I hope Elsie Borders is happy; there’s talk that somebody sent the government an anonymous letter saying Miss Charity was getting sloppy and contentious. Well, contentious, maybe, but never sloppy.”
She actually put her face in her hands and sobbed, and I put my arms around her, feeling tears start in my own eyes.
I had been irritated at Miss Charity’s highhandedness myself, over the years, and had not
infrequently come home muttering to Peter about her, but Tina was right. The firing was gratuitous and cruel. It was, indeed, like killing a grand old sea bird. It and the subsequent death of the old woman felt wrong, askew, freighted with some sort of import I could not name but felt would cast a long and smoking shadow. It seemed to me a thing that presaged cataclysm, and I came later to think that it divided time as surely as the great catastrophes of history and brought to Retreat not only grief, not only the modern world in the shape of the new post office, but a kind of generic change and loss.
I said as much a few nights later to the family at dinner.
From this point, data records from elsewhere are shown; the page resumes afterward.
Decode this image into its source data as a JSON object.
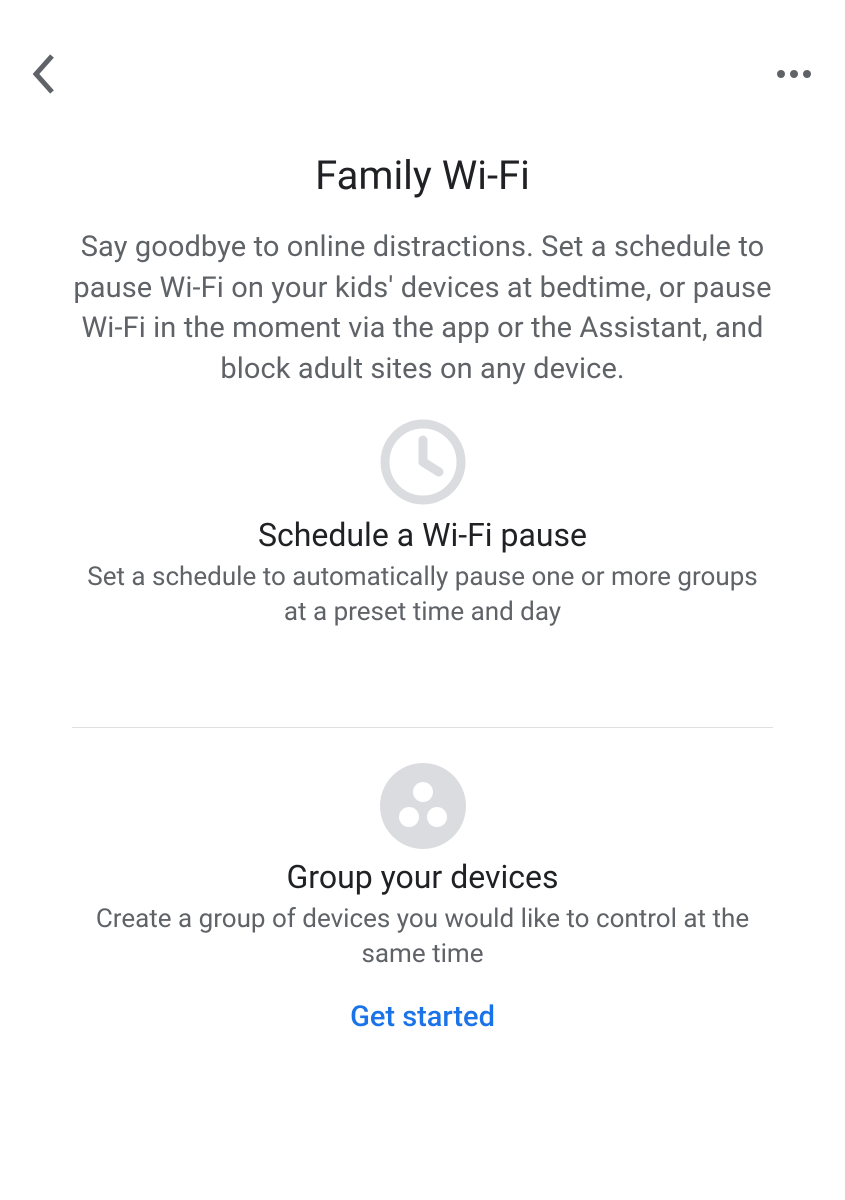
{
  "page": {
    "title": "Family Wi-Fi",
    "description": "Say goodbye to online distractions. Set a schedule to pause Wi-Fi on your kids' devices at bedtime, or pause Wi-Fi in the moment via the app or the Assistant, and block adult sites on any device."
  },
  "features": {
    "schedule": {
      "title": "Schedule a Wi-Fi pause",
      "subtitle": "Set a schedule to automatically pause one or more groups at a preset time and day"
    },
    "group": {
      "title": "Group your devices",
      "subtitle": "Create a group of devices you would like to control at the same time",
      "cta": "Get started"
    }
  },
  "colors": {
    "textPrimary": "#202124",
    "textSecondary": "#5f6368",
    "accent": "#1a73e8",
    "iconGray": "#dadce0"
  }
}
“I thought the war would change everything, but it didn’t,”
I said. “At least not in Retreat. Nothing is different here now, not really. But this is going to change things. I don’t know how, but it is. You can feel it up ahead, the change; it’s like somebody has poked a hole in the dike, and it’s all going to come in on us now.”
“What is?” Petie said, pouring wine all around the table.
“Whatever is out there,” I said, knowing as I said it that it sounded quasi-mystic and a shade mad, something a dotty old medium might say. But it was as near to what I felt as I could get.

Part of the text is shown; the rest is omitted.